Cantare la storia
"Perché non ci canta qualcosa?" Quest'ipotetica domanda, rivolta a un'ipotetica diva del bel canto in un ipotetico salotto, potrebbe con buona probabilità essere l'incipit per una storia del recital per voce e pianoforte. Ancora oggi, passati dal salotto al teatro, dopo secoli di concerti pubblici, l'atteggiamento degli spettatori è rimasto pressappoco quello del "ci canti qualche cosa", soddisfatto egregiamente dai cantanti, che solitamente si regolano di conseguenza. Così in una stessa serata si ha il privilegio di poter viaggiare nel tempo da un'Aria di Haendel a un Song di Weill, passando per un Lied di Schubert e una cavatina rossiniana, senza soluzione di continuità, ascoltando un programma che è in realtà tutto un fuori programma.

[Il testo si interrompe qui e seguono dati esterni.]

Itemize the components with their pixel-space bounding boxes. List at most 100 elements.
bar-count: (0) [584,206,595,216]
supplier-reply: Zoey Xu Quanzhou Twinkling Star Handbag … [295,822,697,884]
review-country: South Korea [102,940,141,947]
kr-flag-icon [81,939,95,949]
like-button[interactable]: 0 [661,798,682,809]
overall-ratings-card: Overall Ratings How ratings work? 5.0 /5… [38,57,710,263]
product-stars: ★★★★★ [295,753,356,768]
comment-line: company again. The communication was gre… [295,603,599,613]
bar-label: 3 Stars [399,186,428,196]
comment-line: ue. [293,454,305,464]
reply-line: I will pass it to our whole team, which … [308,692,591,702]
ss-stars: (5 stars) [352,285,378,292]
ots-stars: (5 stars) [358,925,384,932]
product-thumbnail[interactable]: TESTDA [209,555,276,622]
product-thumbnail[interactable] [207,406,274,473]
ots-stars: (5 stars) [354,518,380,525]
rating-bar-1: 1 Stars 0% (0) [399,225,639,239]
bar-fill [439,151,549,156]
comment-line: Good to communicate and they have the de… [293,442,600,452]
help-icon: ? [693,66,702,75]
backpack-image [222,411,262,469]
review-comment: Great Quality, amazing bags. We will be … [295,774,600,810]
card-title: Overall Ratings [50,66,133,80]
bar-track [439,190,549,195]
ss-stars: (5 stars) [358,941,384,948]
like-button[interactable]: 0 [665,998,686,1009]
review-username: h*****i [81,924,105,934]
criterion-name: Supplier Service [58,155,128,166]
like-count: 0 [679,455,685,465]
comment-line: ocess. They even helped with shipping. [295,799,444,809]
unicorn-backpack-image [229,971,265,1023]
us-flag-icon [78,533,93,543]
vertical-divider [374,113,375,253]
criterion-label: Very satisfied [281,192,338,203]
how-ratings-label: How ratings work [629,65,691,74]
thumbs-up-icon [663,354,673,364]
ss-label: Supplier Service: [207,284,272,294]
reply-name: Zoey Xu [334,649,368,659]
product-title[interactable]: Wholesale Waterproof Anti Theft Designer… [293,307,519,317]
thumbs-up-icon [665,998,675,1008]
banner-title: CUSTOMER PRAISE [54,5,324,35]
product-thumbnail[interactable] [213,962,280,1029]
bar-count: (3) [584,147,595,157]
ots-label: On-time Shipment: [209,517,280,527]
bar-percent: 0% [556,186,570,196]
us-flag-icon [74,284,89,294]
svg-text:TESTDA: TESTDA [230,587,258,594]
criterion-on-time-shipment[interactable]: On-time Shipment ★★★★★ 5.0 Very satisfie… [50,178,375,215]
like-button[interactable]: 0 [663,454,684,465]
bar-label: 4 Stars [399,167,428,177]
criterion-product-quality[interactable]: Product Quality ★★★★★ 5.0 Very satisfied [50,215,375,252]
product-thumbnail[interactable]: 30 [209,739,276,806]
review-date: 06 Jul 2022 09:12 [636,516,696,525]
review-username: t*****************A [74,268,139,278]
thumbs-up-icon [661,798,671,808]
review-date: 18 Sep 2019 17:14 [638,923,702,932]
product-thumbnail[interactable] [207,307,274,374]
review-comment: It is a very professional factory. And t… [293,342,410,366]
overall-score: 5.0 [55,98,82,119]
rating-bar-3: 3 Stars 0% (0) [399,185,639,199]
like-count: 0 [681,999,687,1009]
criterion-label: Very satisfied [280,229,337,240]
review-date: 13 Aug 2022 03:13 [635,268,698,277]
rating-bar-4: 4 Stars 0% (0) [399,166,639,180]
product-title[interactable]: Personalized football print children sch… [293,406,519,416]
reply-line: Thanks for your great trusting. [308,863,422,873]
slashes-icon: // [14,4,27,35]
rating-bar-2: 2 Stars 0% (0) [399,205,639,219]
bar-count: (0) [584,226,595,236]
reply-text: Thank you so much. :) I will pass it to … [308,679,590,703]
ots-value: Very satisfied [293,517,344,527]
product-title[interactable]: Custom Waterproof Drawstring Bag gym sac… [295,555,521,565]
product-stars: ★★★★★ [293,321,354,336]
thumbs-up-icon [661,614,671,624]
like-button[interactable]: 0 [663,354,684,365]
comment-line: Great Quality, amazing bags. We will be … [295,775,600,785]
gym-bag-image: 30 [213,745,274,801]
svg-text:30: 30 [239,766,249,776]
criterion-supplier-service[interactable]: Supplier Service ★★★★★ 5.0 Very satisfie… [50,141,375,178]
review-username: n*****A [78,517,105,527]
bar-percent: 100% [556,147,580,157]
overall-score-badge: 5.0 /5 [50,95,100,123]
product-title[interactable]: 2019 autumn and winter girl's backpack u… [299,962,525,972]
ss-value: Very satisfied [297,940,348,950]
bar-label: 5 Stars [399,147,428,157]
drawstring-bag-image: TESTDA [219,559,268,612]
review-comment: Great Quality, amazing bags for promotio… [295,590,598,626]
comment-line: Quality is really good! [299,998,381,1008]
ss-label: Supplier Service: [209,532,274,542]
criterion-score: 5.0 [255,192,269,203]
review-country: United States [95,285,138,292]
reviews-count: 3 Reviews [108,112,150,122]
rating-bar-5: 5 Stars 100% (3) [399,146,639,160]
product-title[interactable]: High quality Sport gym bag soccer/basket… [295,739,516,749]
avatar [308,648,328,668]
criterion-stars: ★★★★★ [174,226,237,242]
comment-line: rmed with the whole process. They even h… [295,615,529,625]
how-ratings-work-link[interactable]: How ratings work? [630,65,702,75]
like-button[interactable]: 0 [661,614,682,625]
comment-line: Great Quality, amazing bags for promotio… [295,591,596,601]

Potenza del canto: in grado di riunire sotto lo stesso vessillo mondi musicali lontanissimi e senza alcuna relazione, permettendo così ai grandi divi dell'ugola di fare ciò che da tempo ormai neanche i solisti di strumento più sprovveduti si azzardano a fare, cioè esibirsi in concerti senza capo né coda. Fortunatamente a poco a poco si sta facendo strada l'idea che strutturare un programma in modo coerente è un'arte tanto quanto lo è il cantare e il recitare, e richiede una consapevolezza artistica che non è da tutti.
Un'alternativa ai cosiddetti programmi-insalata, per esempio, è costituita dai recital monografici, cioè dedicati a un solo autore: ballate di Loewe, arie verdiane, ecc. Certo, in questo caso l'unità è garantita, ma al di là della mania, tutta moderna, per l'opera omnia e per le esecuzioni integrali, questa soluzione non soddisfa del tutto e ha l'immancabile inconveniente di adagiare pubblico e esecutori sulla stessa lunghezza d'onda per l'intero arco del concerto, rinunciando già in partenza a quelle inattese illuminazioni che degli accostamenti azzeccati sono in grado di regalare.
C'è chi tenta di aggirare l'ostacolo monotonia, attraverso l'idea del concerto a tema: Scene di follia, Il tradimento amoroso e via dicendo. Come nelle equivalenti serate liederistiche che accostano brani scritti da diversi musicisti su testi di un solo autore o addirittura sullo stesso testo, anche qui il rischio è che i collegamenti siano solo di natura intellettuale. Cioè, che quei fili faticosamente ricercati in realtà funzionino solo sulla carta, e non abbiano poi nell'esecuzione una presa convincente sull'ascoltatore; il che per un recital vocale è una condanna al fallimento, a prescindere dalla qualità dell'interpretazione.
Per mettere insieme unità e varietà, resta ancora aperta la strada affascinante della ricostruzione storica, del tentativo di ricreare, attraverso una scelta sapiente del repertorio, non solo il clima e il carattere di un'epoca ma anche le contraddizioni e le costanti con una selezione trasversale, che abbracci paesi diversi, temi comuni e autori di spiccata personalità.
Non ci sono dei criteri oggettivi da seguire per queste operazioni: l'artista ci invita a rivivere con lui l'atmosfera di un colto salotto musicale di inizio Novecento.